The primary consumer is now an agent, not a human. Agents can't Google or ask a coworker — the error response is the only recovery signal. Vague errors trigger pointless retry loops, burn tokens, and erode UX.

Q2. What's the most common error in KanseiLink data?

For freee MCP (212 reports): 15 'api_error' (no breakdown — agents can't act), 4 'auth_expired' (with a verified workaround — agents self-recover). The contrast is the textbook lesson.

Q3. Why does adding 'retryable' save tokens?

Agents default to retrying on failure and burn tokens forever on 422-class errors. retryable: false lets them switch immediately to higher-level recovery. Industry reports describe a visible drop in token spend within a week of introduction.

Q4. Do localised error messages work for agents?

Comprehension is fine; machine routing isn't. Recommended hybrid: error.code and error.field in stable English; error.message and error.user_message localised. Separate switch-cased fields from spoken-aloud fields.

Q5. What's the minimum bar for an MCP server's error responses?

Five fields: error.code (stable string), error.message (LLM-readable, 1–2 sentences), error.field, error.retryable (boolean), error.suggested_fix. Small implementation cost, high success-rate impact.

Q6. Does this apply to MCP servers wrapping legacy upstream APIs?
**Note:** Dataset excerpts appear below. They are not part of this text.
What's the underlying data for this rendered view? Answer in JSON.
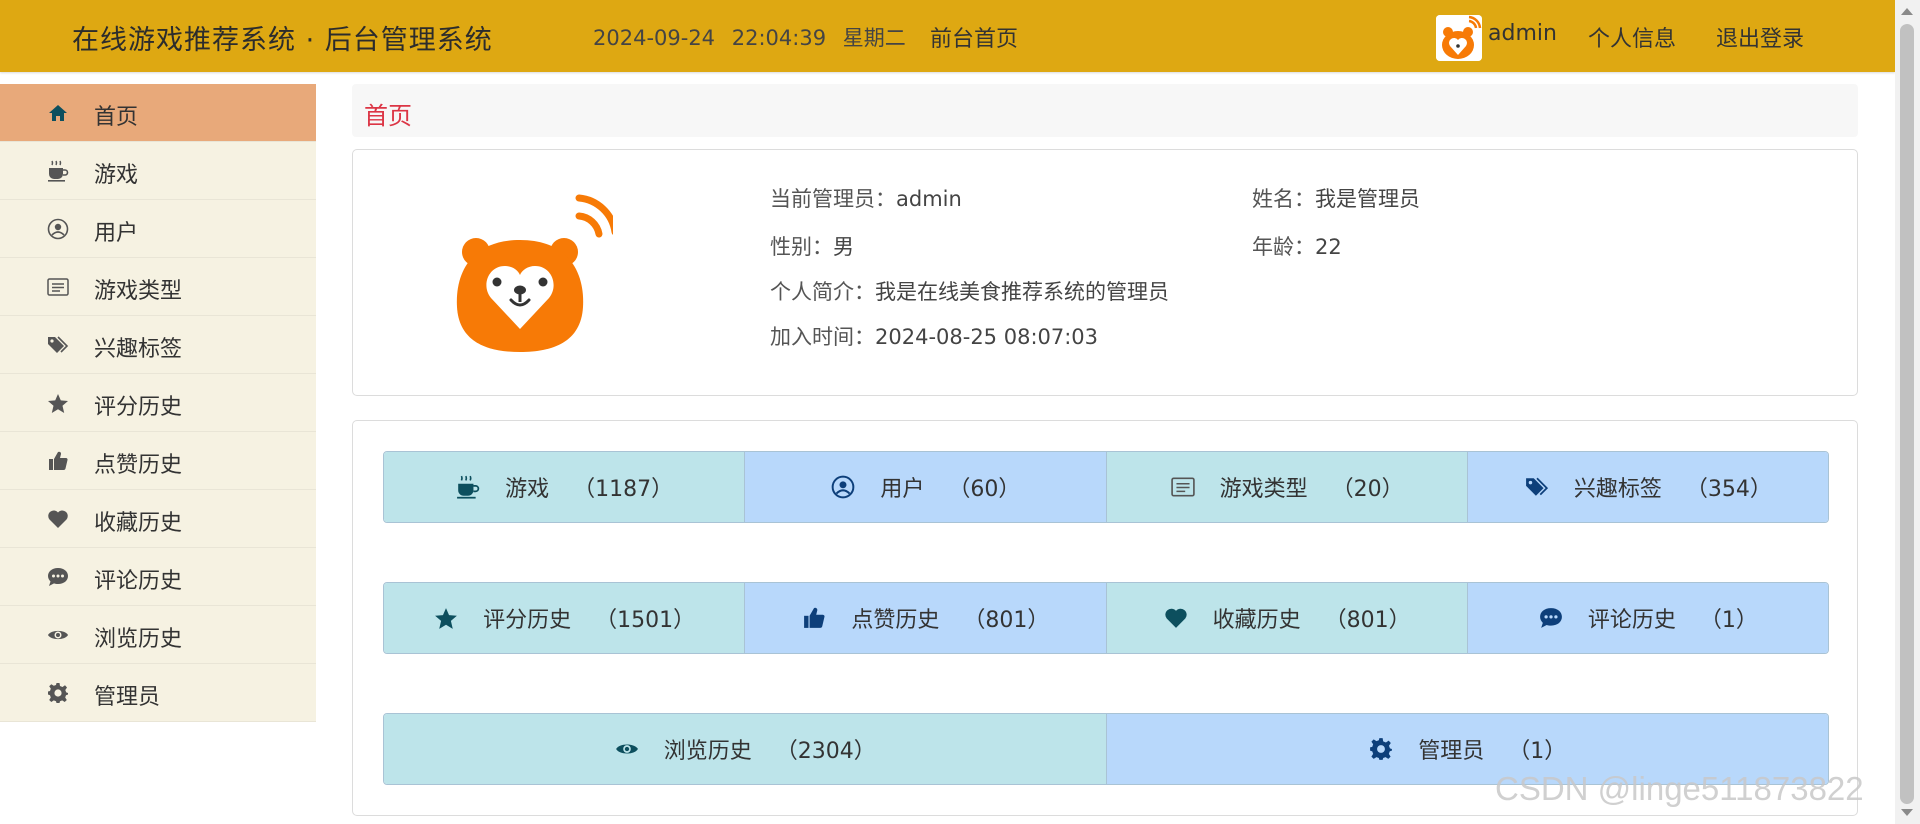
{
  "header": {
    "title": "在线游戏推荐系统 · 后台管理系统",
    "date": "2024-09-24",
    "time": "22:04:39",
    "weekday": "星期二",
    "home_link": "前台首页",
    "username": "admin",
    "profile_link": "个人信息",
    "logout_link": "退出登录"
  },
  "sidebar": {
    "items": [
      {
        "label": "首页",
        "icon": "home-icon",
        "active": true
      },
      {
        "label": "游戏",
        "icon": "coffee-icon"
      },
      {
        "label": "用户",
        "icon": "user-circle-icon"
      },
      {
        "label": "游戏类型",
        "icon": "list-icon"
      },
      {
        "label": "兴趣标签",
        "icon": "tags-icon"
      },
      {
        "label": "评分历史",
        "icon": "star-icon"
      },
      {
        "label": "点赞历史",
        "icon": "thumbs-up-icon"
      },
      {
        "label": "收藏历史",
        "icon": "heart-icon"
      },
      {
        "label": "评论历史",
        "icon": "comment-icon"
      },
      {
        "label": "浏览历史",
        "icon": "eye-icon"
      },
      {
        "label": "管理员",
        "icon": "gear-icon"
      }
    ]
  },
  "breadcrumb": "首页",
  "profile": {
    "admin_label": "当前管理员：",
    "admin_value": "admin",
    "name_label": "姓名：",
    "name_value": "我是管理员",
    "gender_label": "性别：",
    "gender_value": "男",
    "age_label": "年龄：",
    "age_value": "22",
    "bio_label": "个人简介：",
    "bio_value": "我是在线美食推荐系统的管理员",
    "joined_label": "加入时间：",
    "joined_value": "2024-08-25 08:07:03"
  },
  "stats": [
    {
      "label": "游戏",
      "count": "（1187）",
      "icon": "coffee-icon"
    },
    {
      "label": "用户",
      "count": "（60）",
      "icon": "user-circle-icon"
    },
    {
      "label": "游戏类型",
      "count": "（20）",
      "icon": "list-icon"
    },
    {
      "label": "兴趣标签",
      "count": "（354）",
      "icon": "tags-icon"
    },
    {
      "label": "评分历史",
      "count": "（1501）",
      "icon": "star-icon"
    },
    {
      "label": "点赞历史",
      "count": "（801）",
      "icon": "thumbs-up-icon"
    },
    {
      "label": "收藏历史",
      "count": "（801）",
      "icon": "heart-icon"
    },
    {
      "label": "评论历史",
      "count": "（1）",
      "icon": "comment-icon"
    },
    {
      "label": "浏览历史",
      "count": "（2304）",
      "icon": "eye-icon"
    },
    {
      "label": "管理员",
      "count": "（1）",
      "icon": "gear-icon"
    }
  ],
  "watermark": "CSDN @linge511873822",
  "colors": {
    "header_bg": "#dea812",
    "sidebar_bg": "#f6f2e2",
    "sidebar_active": "#e8a97a",
    "stat_teal": "#bde4ea",
    "stat_blue": "#b8d8fb",
    "icon_dark": "#0d4f5e",
    "breadcrumb_red": "#dc3545",
    "logo_orange": "#f77a06"
  }
}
Yes — and it's a signature MCP win. Even if the upstream returns inconsistent shapes, normalise everything to a single envelope at the MCP boundary so agents see one clean error vocabulary across tools.

Disclosures and notes

The freee MCP figures ("212 reports, 15 api_error, 4 auth_expired") come from KanseiLink MCP's get_insights tool as of 2026-04-13; confidence_score is 0.61 (medium), and the distribution may shift as samples grow. The "perpetual 422 retry" and "missing first_name fix" examples come from publicly available industry write-ups including DEV.to ("Your API Wasn't Designed for AI Agents. Here Are 5 Fixes.") and Medium ("Handling HTTP Errors in AI Agents: Lessons from the Field"). The recommended envelope structure is a synthesis of Stripe, GitHub, and Anthropic SDK conventions extended for agent use cases — it is not a formal standard. Pricing and specifications may change without notice; please check the latest official documentation before relying on these figures in production.